Safety in Your Dinghy: Oars Aboard

Do you have oars in your dinghy all the time?  I’m amazed at how many cruisers don’t.

Like an anchor, having dinghy oars is a safety precaution — if your trusty outboard sputters unexpectedly (and it happens semi-frequently with gasoline quality in other countries), the ability to row may mean the difference between drifting out to sea on an outgoing tide or an easy paddle back to the boat.

Our oars fit neatly in the side velcro tabs that the AB dinghy has for that purpose.  Before we had the AB Inflatable, we had an older Caribe 8 foot roll-up dinghy.  It had convenient straps to fit the oars in the oarlocks and then slip back in the rear slip.

If you don’t have any velcro or special slots to keep the oars out of the way, simply lay them along each side of the dinghy floor.  We have collapsible oars which make it easy to make them small enough to fit inside in their velcro.

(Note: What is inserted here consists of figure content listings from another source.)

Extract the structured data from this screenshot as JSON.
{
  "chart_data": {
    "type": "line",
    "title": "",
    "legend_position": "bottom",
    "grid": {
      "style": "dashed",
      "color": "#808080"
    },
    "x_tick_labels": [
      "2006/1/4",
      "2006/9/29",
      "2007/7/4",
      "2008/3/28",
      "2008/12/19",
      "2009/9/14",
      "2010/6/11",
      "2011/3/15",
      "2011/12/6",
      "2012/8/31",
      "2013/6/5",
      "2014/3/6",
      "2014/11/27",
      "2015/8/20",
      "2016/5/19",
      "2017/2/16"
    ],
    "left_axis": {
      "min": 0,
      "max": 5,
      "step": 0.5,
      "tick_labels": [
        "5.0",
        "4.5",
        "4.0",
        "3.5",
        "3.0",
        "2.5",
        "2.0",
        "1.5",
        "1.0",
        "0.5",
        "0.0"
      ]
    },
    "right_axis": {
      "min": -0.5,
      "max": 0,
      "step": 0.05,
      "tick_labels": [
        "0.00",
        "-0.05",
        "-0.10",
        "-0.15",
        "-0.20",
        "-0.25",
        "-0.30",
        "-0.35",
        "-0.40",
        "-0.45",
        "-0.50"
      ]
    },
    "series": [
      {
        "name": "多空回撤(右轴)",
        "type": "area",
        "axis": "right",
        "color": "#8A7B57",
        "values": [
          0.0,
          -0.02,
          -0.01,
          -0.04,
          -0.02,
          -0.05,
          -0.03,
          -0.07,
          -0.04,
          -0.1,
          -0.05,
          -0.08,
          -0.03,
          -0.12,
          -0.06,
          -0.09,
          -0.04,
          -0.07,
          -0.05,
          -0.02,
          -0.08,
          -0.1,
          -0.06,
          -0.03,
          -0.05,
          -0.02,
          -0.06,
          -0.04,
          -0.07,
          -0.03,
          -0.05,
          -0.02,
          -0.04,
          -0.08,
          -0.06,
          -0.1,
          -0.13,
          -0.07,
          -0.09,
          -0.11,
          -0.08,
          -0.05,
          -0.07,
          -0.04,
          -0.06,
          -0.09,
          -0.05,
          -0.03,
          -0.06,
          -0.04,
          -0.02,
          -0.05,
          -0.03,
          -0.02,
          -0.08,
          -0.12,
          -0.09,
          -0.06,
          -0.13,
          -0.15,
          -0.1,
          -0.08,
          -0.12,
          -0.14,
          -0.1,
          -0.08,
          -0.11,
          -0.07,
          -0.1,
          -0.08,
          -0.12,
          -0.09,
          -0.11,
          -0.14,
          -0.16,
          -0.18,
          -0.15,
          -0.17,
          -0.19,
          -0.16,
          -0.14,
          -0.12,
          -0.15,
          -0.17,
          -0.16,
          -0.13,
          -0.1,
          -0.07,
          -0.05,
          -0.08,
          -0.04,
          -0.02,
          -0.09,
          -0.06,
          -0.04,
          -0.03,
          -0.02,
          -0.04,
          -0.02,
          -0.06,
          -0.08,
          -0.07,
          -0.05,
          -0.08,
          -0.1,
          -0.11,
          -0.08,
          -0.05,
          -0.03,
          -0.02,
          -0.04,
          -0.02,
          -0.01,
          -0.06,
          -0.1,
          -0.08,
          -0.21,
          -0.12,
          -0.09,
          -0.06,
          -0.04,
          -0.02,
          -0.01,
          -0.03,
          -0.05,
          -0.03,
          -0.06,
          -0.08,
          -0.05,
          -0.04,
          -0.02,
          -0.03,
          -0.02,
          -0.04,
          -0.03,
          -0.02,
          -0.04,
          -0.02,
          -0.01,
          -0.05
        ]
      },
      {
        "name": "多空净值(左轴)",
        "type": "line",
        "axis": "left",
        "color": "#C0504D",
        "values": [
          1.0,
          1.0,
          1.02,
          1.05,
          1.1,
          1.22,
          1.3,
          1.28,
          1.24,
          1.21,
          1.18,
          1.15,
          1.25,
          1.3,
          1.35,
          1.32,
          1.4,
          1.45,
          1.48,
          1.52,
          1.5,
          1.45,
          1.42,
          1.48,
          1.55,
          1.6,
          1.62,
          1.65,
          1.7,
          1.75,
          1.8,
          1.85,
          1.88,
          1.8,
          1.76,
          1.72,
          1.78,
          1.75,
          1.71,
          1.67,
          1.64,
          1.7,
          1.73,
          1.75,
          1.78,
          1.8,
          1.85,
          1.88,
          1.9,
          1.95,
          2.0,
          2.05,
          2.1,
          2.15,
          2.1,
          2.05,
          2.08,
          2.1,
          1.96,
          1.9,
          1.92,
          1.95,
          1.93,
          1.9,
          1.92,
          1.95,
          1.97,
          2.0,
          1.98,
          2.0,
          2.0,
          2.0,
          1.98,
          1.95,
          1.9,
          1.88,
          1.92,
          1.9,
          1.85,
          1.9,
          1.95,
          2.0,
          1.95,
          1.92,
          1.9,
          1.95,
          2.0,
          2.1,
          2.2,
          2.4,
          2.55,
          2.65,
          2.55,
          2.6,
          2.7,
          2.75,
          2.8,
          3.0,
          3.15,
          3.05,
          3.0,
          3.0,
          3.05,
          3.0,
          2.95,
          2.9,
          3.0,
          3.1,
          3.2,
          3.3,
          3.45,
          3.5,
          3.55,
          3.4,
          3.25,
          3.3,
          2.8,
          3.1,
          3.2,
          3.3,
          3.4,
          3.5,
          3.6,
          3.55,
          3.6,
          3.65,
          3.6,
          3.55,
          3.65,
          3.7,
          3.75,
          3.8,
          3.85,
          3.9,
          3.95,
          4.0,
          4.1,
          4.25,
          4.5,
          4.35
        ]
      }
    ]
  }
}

Despite the torrential Exuma rains, our collapsible oars fit snugly in their velcro straps in the 9′ AB RIB inflatable.

Our old 8′ Caribe roll up dinghy visiting the dinghy dock in Placencia, Belize — note the oars in their oarlocks and oar slips.  Note, we also had dinghy wheels which we still have — if anyone is interested, they are for sale!  Send me an e-mail or Facebook message!

Oars can be used for many other things aboard – especially when you’re exploring places that have a ban on outboard – or any – motors.  Shroud Cay in the Exumas Land and Sea Park comes to mind, as does many of the rivers in central america.  Here we explore a freshwater creek on the mainland of the San Blas Islands, Panama…     A dinghy drift … which is a floating cocktail party with many dinghies tied together is another prime use for a few strategically placed oars guiding the dinghies while the sun sets over the palm trees.    Aaahhhhhh….. life is good!

Paddling the dinghy to explore a Panama mainland river.

Don’t go anywhere without your dinghy oars!